Abrazar el crepúsculo requiere riesgo, como cualquier acto de fe. Cuando el Señor Jesús llamó a sus discípulos a seguirlo, dijo que tenían que dejar todo lo que conocían, y embarcarse en una audaz empresa sin otra seguridad que la certeza de que era Dios mismo quien los llamaba a avanzar. Si Dios es atrevido, audaz y libre, si Dios se pasea por los confines agrestes, entonces seguirlo significa que debemos hacernos amigos del peligro, de la incertidumbre y de las tensiones desconcertantes. Debemos rechazar nuestra búsqueda del consuelo emocional que brinda la certidumbre absoluta. Debemos rendirnos al hecho de que, incluso mientras buscamos entender la verdad de Dios, las formas de su reino nunca tendrán un sentido racional total dentro de nuestra limitada comprensión. En otras palabras, tendremos que confiar en Dios.

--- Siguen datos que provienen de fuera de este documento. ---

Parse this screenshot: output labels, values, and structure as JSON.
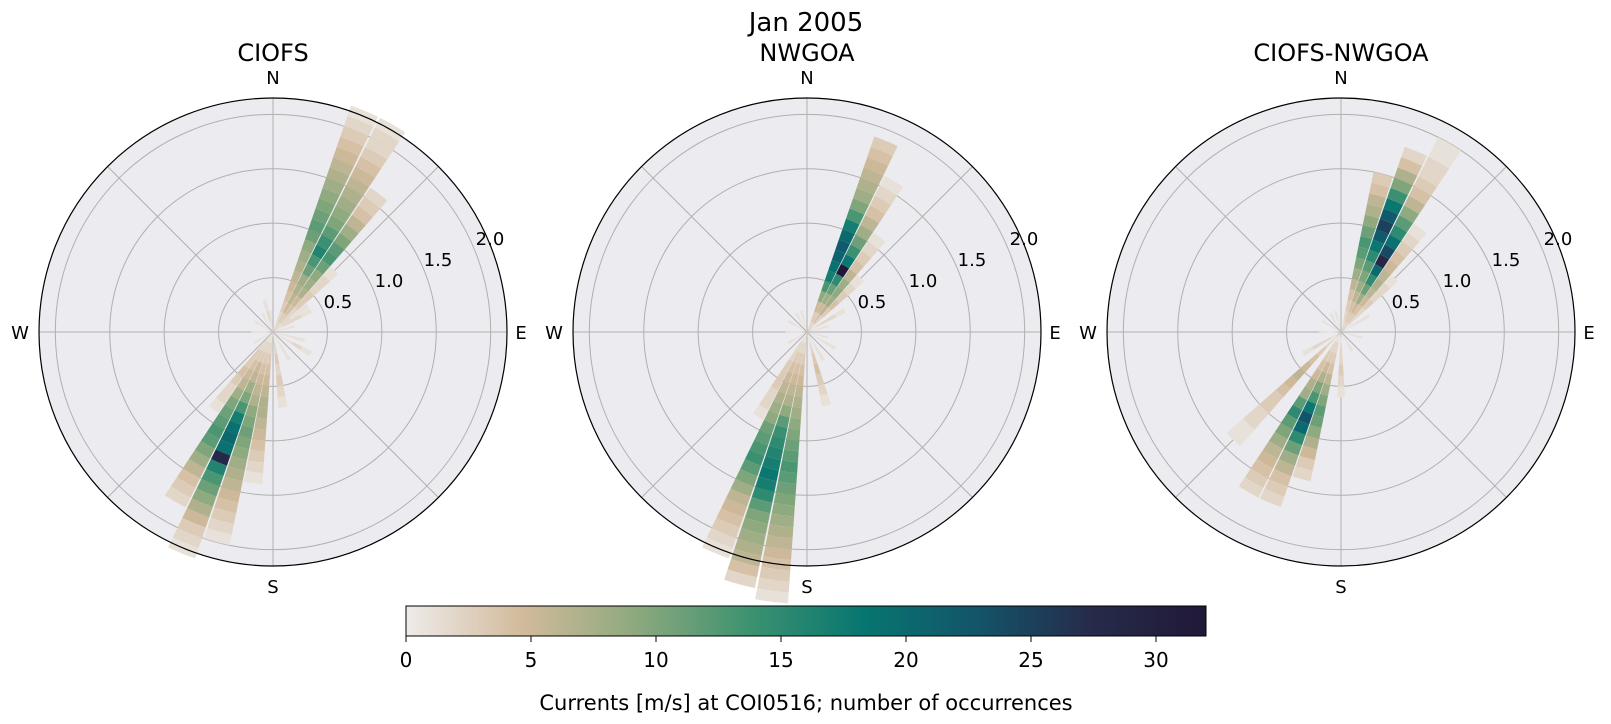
{
  "figure": {
    "title": "Jan 2005"
  },
  "chart_data": [
    {
      "type": "windrose",
      "title": "CIOFS",
      "direction_labels": [
        "N",
        "E",
        "S",
        "W"
      ],
      "radial_ticks": [
        "0.5",
        "1.0",
        "1.5",
        "2.0"
      ],
      "r_values": [
        0.5,
        1.0,
        1.5,
        2.0
      ],
      "rlim": [
        0,
        2.15
      ],
      "grid": true,
      "speed_bin_width": 0.1,
      "sectors": [
        {
          "angle": 22.5,
          "counts": [
            2,
            2,
            3,
            4,
            5,
            6,
            7,
            8,
            9,
            11,
            12,
            11,
            10,
            9,
            8,
            7,
            6,
            5,
            4,
            3,
            2,
            1
          ]
        },
        {
          "angle": 30,
          "counts": [
            2,
            3,
            5,
            6,
            7,
            8,
            11,
            13,
            16,
            14,
            12,
            10,
            9,
            8,
            7,
            6,
            5,
            4,
            3,
            2,
            2,
            1
          ]
        },
        {
          "angle": 37.5,
          "counts": [
            2,
            3,
            4,
            5,
            7,
            8,
            9,
            11,
            13,
            12,
            10,
            8,
            6,
            4,
            3,
            2
          ]
        },
        {
          "angle": 45,
          "counts": [
            1,
            2,
            2,
            3,
            3,
            2,
            2,
            1
          ]
        },
        {
          "angle": 52.5,
          "counts": [
            1,
            2,
            1,
            1
          ]
        },
        {
          "angle": 60,
          "counts": [
            1,
            2,
            2,
            1
          ]
        },
        {
          "angle": 75,
          "counts": [
            1,
            1
          ]
        },
        {
          "angle": 105,
          "counts": [
            1,
            1,
            1
          ]
        },
        {
          "angle": 120,
          "counts": [
            1,
            1,
            2,
            1
          ]
        },
        {
          "angle": 150,
          "counts": [
            1,
            1,
            1
          ]
        },
        {
          "angle": 172.5,
          "counts": [
            1,
            2,
            3,
            2,
            3,
            2,
            1
          ]
        },
        {
          "angle": 187.5,
          "counts": [
            1,
            2,
            3,
            4,
            5,
            6,
            7,
            7,
            6,
            5,
            4,
            3,
            2,
            1
          ]
        },
        {
          "angle": 195,
          "counts": [
            1,
            2,
            3,
            4,
            5,
            6,
            7,
            9,
            10,
            11,
            10,
            9,
            8,
            7,
            6,
            5,
            4,
            3,
            2,
            1
          ]
        },
        {
          "angle": 202.5,
          "counts": [
            1,
            2,
            3,
            5,
            6,
            8,
            10,
            13,
            17,
            19,
            20,
            19,
            28,
            16,
            13,
            11,
            9,
            7,
            5,
            3,
            2,
            1
          ]
        },
        {
          "angle": 210,
          "counts": [
            1,
            2,
            3,
            4,
            5,
            6,
            8,
            10,
            11,
            12,
            13,
            12,
            10,
            8,
            6,
            4,
            3,
            2
          ]
        },
        {
          "angle": 217.5,
          "counts": [
            1,
            2,
            3,
            3,
            4,
            3,
            2,
            2,
            1
          ]
        },
        {
          "angle": 240,
          "counts": [
            1,
            1
          ]
        },
        {
          "angle": 270,
          "counts": [
            1,
            1
          ]
        },
        {
          "angle": 300,
          "counts": [
            1,
            1
          ]
        },
        {
          "angle": 330,
          "counts": [
            1,
            1
          ]
        },
        {
          "angle": 345,
          "counts": [
            1,
            2,
            1
          ]
        },
        {
          "angle": 352.5,
          "counts": [
            1,
            1
          ]
        }
      ]
    },
    {
      "type": "windrose",
      "title": "NWGOA",
      "direction_labels": [
        "N",
        "E",
        "S",
        "W"
      ],
      "radial_ticks": [
        "0.5",
        "1.0",
        "1.5",
        "2.0"
      ],
      "r_values": [
        0.5,
        1.0,
        1.5,
        2.0
      ],
      "rlim": [
        0,
        2.15
      ],
      "grid": true,
      "speed_bin_width": 0.1,
      "sectors": [
        {
          "angle": 22.5,
          "counts": [
            2,
            3,
            5,
            9,
            13,
            17,
            19,
            21,
            22,
            20,
            17,
            13,
            10,
            8,
            7,
            6,
            5,
            4,
            3
          ]
        },
        {
          "angle": 30,
          "counts": [
            2,
            3,
            5,
            8,
            11,
            15,
            33,
            18,
            14,
            11,
            8,
            6,
            4,
            3,
            2,
            1
          ]
        },
        {
          "angle": 37.5,
          "counts": [
            2,
            4,
            6,
            8,
            9,
            8,
            6,
            4,
            3,
            2,
            1
          ]
        },
        {
          "angle": 45,
          "counts": [
            1,
            2,
            3,
            4,
            3,
            2,
            1
          ]
        },
        {
          "angle": 60,
          "counts": [
            1,
            2,
            2,
            1
          ]
        },
        {
          "angle": 75,
          "counts": [
            1,
            1
          ]
        },
        {
          "angle": 105,
          "counts": [
            1,
            1
          ]
        },
        {
          "angle": 120,
          "counts": [
            1,
            1,
            1
          ]
        },
        {
          "angle": 150,
          "counts": [
            1,
            1,
            1
          ]
        },
        {
          "angle": 165,
          "counts": [
            1,
            2,
            3,
            4,
            3,
            2,
            1
          ]
        },
        {
          "angle": 187.5,
          "counts": [
            1,
            2,
            3,
            4,
            5,
            6,
            7,
            8,
            9,
            10,
            11,
            12,
            13,
            12,
            11,
            10,
            9,
            8,
            7,
            6,
            5,
            4,
            3,
            2,
            1
          ]
        },
        {
          "angle": 195,
          "counts": [
            1,
            2,
            3,
            4,
            5,
            6,
            7,
            9,
            12,
            14,
            15,
            16,
            17,
            18,
            17,
            15,
            12,
            10,
            9,
            8,
            7,
            6,
            4,
            2
          ]
        },
        {
          "angle": 202.5,
          "counts": [
            1,
            2,
            3,
            4,
            5,
            6,
            7,
            8,
            9,
            11,
            12,
            13,
            14,
            12,
            10,
            8,
            6,
            5,
            4,
            3,
            2,
            1
          ]
        },
        {
          "angle": 210,
          "counts": [
            1,
            2,
            2,
            3,
            3,
            3,
            2,
            2,
            1
          ]
        },
        {
          "angle": 240,
          "counts": [
            1,
            1
          ]
        },
        {
          "angle": 270,
          "counts": [
            1,
            1
          ]
        },
        {
          "angle": 300,
          "counts": [
            1,
            1
          ]
        },
        {
          "angle": 330,
          "counts": [
            1,
            1
          ]
        },
        {
          "angle": 345,
          "counts": [
            1,
            1
          ]
        }
      ]
    },
    {
      "type": "windrose",
      "title": "CIOFS-NWGOA",
      "direction_labels": [
        "N",
        "E",
        "S",
        "W"
      ],
      "radial_ticks": [
        "0.5",
        "1.0",
        "1.5",
        "2.0"
      ],
      "r_values": [
        0.5,
        1.0,
        1.5,
        2.0
      ],
      "rlim": [
        0,
        2.15
      ],
      "grid": true,
      "speed_bin_width": 0.1,
      "sectors": [
        {
          "angle": 15,
          "counts": [
            1,
            2,
            3,
            4,
            6,
            8,
            10,
            12,
            13,
            11,
            9,
            7,
            6,
            4,
            3
          ]
        },
        {
          "angle": 22.5,
          "counts": [
            2,
            3,
            4,
            6,
            8,
            10,
            12,
            15,
            18,
            22,
            25,
            22,
            18,
            14,
            10,
            7,
            4,
            2
          ]
        },
        {
          "angle": 30,
          "counts": [
            2,
            3,
            5,
            8,
            11,
            15,
            20,
            28,
            24,
            19,
            15,
            12,
            9,
            6,
            4,
            3,
            2,
            2,
            1,
            1
          ]
        },
        {
          "angle": 37.5,
          "counts": [
            2,
            3,
            4,
            5,
            6,
            7,
            6,
            5,
            4,
            3,
            2,
            1
          ]
        },
        {
          "angle": 45,
          "counts": [
            1,
            2,
            2,
            3,
            2,
            2,
            1
          ]
        },
        {
          "angle": 60,
          "counts": [
            1,
            1,
            1
          ]
        },
        {
          "angle": 105,
          "counts": [
            1,
            1
          ]
        },
        {
          "angle": 150,
          "counts": [
            1,
            1
          ]
        },
        {
          "angle": 180,
          "counts": [
            1,
            2,
            2,
            3,
            2,
            1
          ]
        },
        {
          "angle": 195,
          "counts": [
            1,
            2,
            3,
            4,
            6,
            8,
            10,
            12,
            11,
            9,
            7,
            5,
            3,
            2
          ]
        },
        {
          "angle": 202.5,
          "counts": [
            1,
            2,
            3,
            5,
            7,
            10,
            13,
            18,
            23,
            20,
            15,
            11,
            8,
            6,
            4,
            3,
            2
          ]
        },
        {
          "angle": 210,
          "counts": [
            1,
            2,
            3,
            4,
            5,
            7,
            8,
            12,
            15,
            12,
            10,
            8,
            6,
            5,
            4,
            3,
            2
          ]
        },
        {
          "angle": 225,
          "counts": [
            1,
            2,
            3,
            4,
            5,
            6,
            5,
            4,
            3,
            3,
            2,
            2,
            1,
            1
          ]
        },
        {
          "angle": 240,
          "counts": [
            1,
            2,
            2,
            1
          ]
        },
        {
          "angle": 270,
          "counts": [
            1,
            1
          ]
        },
        {
          "angle": 300,
          "counts": [
            1,
            1
          ]
        },
        {
          "angle": 330,
          "counts": [
            1,
            1
          ]
        },
        {
          "angle": 345,
          "counts": [
            1,
            1
          ]
        }
      ]
    }
  ],
  "colorbar": {
    "label": "Currents [m/s] at COI0516; number of occurrences",
    "range": [
      0,
      32
    ],
    "ticks": [
      0,
      5,
      10,
      15,
      20,
      25,
      30
    ],
    "tick_labels": [
      "0",
      "5",
      "10",
      "15",
      "20",
      "25",
      "30"
    ],
    "orientation": "horizontal",
    "placement": "bottom-center",
    "colormap": "cmocean rain",
    "stops": [
      "#eeebea",
      "#d3bb9c",
      "#8ea97e",
      "#3d9270",
      "#077670",
      "#13546a",
      "#262b4a",
      "#211837"
    ]
  },
  "style": {
    "axes_background": "#ecebf0",
    "grid_color": "#b0b0b0",
    "frame_color": "#000000"
  }
}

La mayoría de las cosas de valor profundo nos exigirán, en algún momento, arriesgarnos. Requerirán que renunciemos a nuestra adicción al control y demos un paso hacia lo desconocido. Dios nos llama a situaciones que exigen una fe valiente, a situaciones de misterios profundos, porque el Dios que está por encima y más allá de nosotros nos llama a Sí mismo.